Increementing of C works because. in print function it is reference value which can be incremented
These videoes really help me.
why my compiler shows the whole char array instead of prints out the first character of the array when i use cout to print C2?
Thanks very useful for me
If you increment the c pointer as in the last example. Do you need rewind it back to the original position, else it forever points at the newly incremented address?
Hi! After declaring C1 as character array and C2 as pointer to character, is C2 = C1 somehow the same as C2 = &C1[0] and the compiler does know that now C2 is usable as an array? (since we havent declared it with [] anywhere). Thanks!
At a point in this video he stated that declaring and intiliazing ( char A[4] = "JOHN" ) will give a compilation error but that doesnt happen. I checked it on two IDE,s GEEKSFORGEEKS and DEVC++
same here i dont know why? have you found out yet?
How does printing the string of character array with %s format work since arrays point to the first element of the array??How does the array name for the string go to all the different addresses of the elements??

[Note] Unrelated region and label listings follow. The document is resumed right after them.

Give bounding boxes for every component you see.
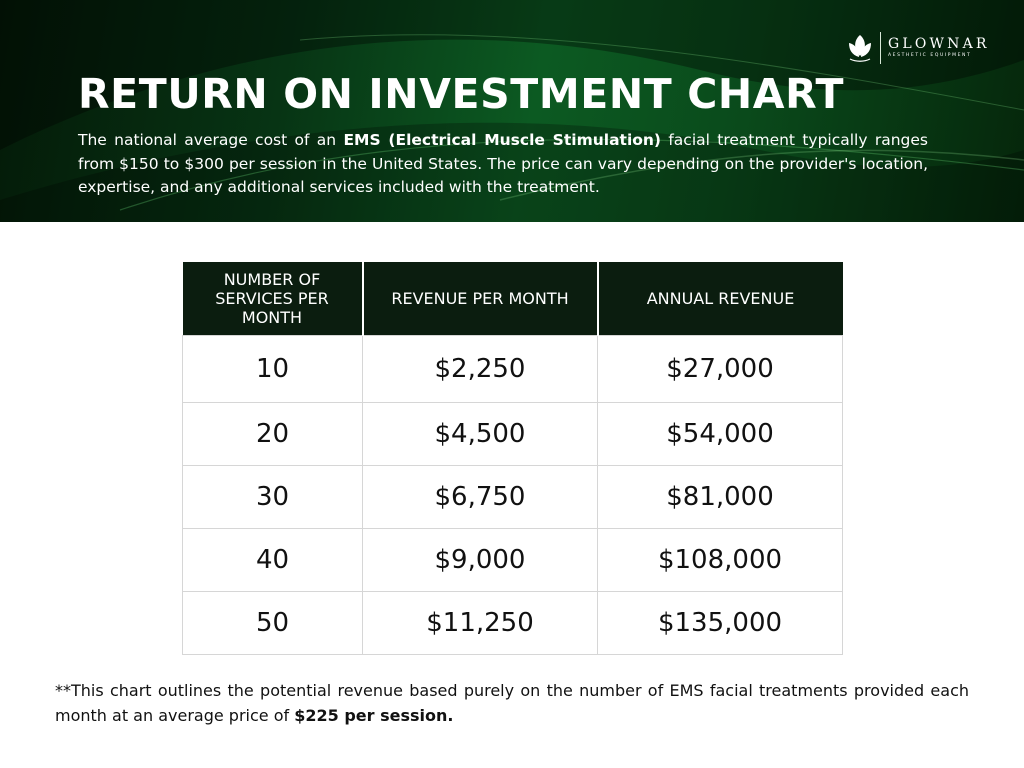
table-row: 40 $9,000 $108,000 [182, 527, 843, 592]
table-row: 20 $4,500 $54,000 [182, 401, 843, 466]
table-row: 50 $11,250 $135,000 [182, 590, 843, 655]
table-header-row: NUMBER OF SERVICES PER MONTH REVENUE PER… [182, 262, 843, 335]
table-row: 10 $2,250 $27,000 [182, 334, 843, 403]
header-services: NUMBER OF SERVICES PER MONTH [182, 262, 364, 335]
cell-monthly-revenue: $11,250 [362, 590, 598, 655]
cell-annual-revenue: $81,000 [597, 464, 843, 529]
cell-monthly-revenue: $2,250 [362, 334, 598, 403]
cell-services: 20 [182, 401, 363, 466]
brand-logo: GLOWNAR AESTHETIC EQUIPMENT [846, 30, 996, 66]
intro-text-start: The national average cost of an [78, 131, 344, 149]
cell-services: 40 [182, 527, 363, 592]
cell-monthly-revenue: $4,500 [362, 401, 598, 466]
header-annual-revenue: ANNUAL REVENUE [597, 262, 843, 335]
cell-monthly-revenue: $9,000 [362, 527, 598, 592]
cell-annual-revenue: $108,000 [597, 527, 843, 592]
cell-services: 50 [182, 590, 363, 655]
intro-paragraph: The national average cost of an EMS (Ele… [78, 129, 928, 200]
lotus-leaf-icon [849, 35, 871, 62]
cell-services: 10 [182, 334, 363, 403]
cell-annual-revenue: $135,000 [597, 590, 843, 655]
cell-annual-revenue: $54,000 [597, 401, 843, 466]
cell-services: 30 [182, 464, 363, 529]
roi-table: NUMBER OF SERVICES PER MONTH REVENUE PER… [182, 262, 843, 655]
header-monthly-revenue: REVENUE PER MONTH [362, 262, 599, 335]
footnote-price: $225 per session. [294, 706, 454, 725]
intro-text-bold: EMS (Electrical Muscle Stimulation) [343, 131, 662, 149]
table-row: 30 $6,750 $81,000 [182, 464, 843, 529]
intro-text-end: facial treatment typically ranges from $… [78, 131, 928, 196]
header-banner: GLOWNAR AESTHETIC EQUIPMENT RETURN ON IN… [0, 0, 1024, 222]
wave-decoration [0, 0, 1024, 222]
footnote-text: **This chart outlines the potential reve… [55, 681, 969, 725]
cell-monthly-revenue: $6,750 [362, 464, 598, 529]
cell-annual-revenue: $27,000 [597, 334, 843, 403]
footnote: **This chart outlines the potential reve… [55, 678, 969, 728]
brand-name: GLOWNAR [888, 36, 990, 52]
page-title: RETURN ON INVESTMENT CHART [78, 70, 845, 118]
logo-divider [880, 32, 881, 64]
brand-tagline: AESTHETIC EQUIPMENT [888, 53, 972, 58]
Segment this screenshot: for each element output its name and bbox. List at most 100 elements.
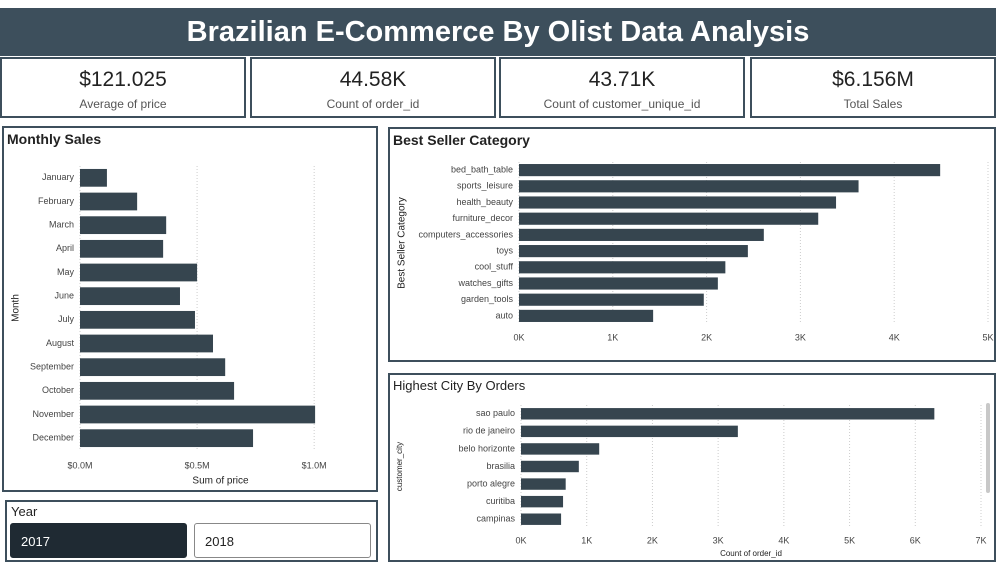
y-tick-label: curitiba bbox=[486, 496, 515, 506]
kpi-card: $121.025 Average of price bbox=[0, 57, 246, 118]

please make more videos on programming
Thanks for the video it clear my concepts , there is some mistake you had said forward slash at 3:34 but you had actually used backward slash so please correct it as the other user does not get wrong undrstnding
very good video .You explain it beautifully . Other series kb ay gi ???
is it possible to declare a character array that will accept input without placing size to make it a variable size array or you have to explicitly set the size. by that i mean there is no initialization just declaration of it. so it can be used later on as the program executes to take user input
very well handed
do you have any youtube resources for c++ beginners covering the technical under the hood stuff, that dont just superficially walking you through writing a program?
what compiler are you used?
u r amazing sir!!
no he is not amazing......he made a lot of mistakes
@@sanambaloch2975 like to share those mistakes?
I think your videos are awesome. But in this video, I want to point one tiny thing, I don't think it matters, but print(char *C), it is passing arguments by value(not reference). In the book P.209 "Pointers behave like any other nonreference type. When we copy a pointer, the value of the pointer is copied. After the copy, the two pointers are distinct. However, a pointer also gives us indirect access to the object to which that pointer points. We can change the value of that object by assigning through the pointer" After I read this, I realized C/C++ has so many things need to pay attention to.
When printing c2[1], why is that printing out a letter? If c2 is a pointer to the address of the first character of c1, wouldn't: print c2[1]; print out 201 (the address of the second element of the array)? I could see how running: print *c2[1]; would give you 'e', but that's not what's written.
Which compiler are u using?
9:24 why c2[1] is "l"? maybe it should be "e", as the second element of "hello"
indeed...that seems to be a mistake
Yep you are right that was a mistake
yes it is "e", not "l"
typing error.. you have much concentration.nice
Sweet
nice! :)
Lifesaver
sir which C compiler are you using
sir we can only icrement pointer variable only when it is assigned to other but how can we increment c.?
Dear author and all,
Why the output of program without character '\0' is ok, didn't see same your result?
I am using ubuntu 15.1 and g++ compiler.
thank!
In the last example I believe it will also work if the while loop was written : while (*C) . Meaning while *C is true , and it can only be true if it’s not null, is that correct? I suppose we can put it to the test.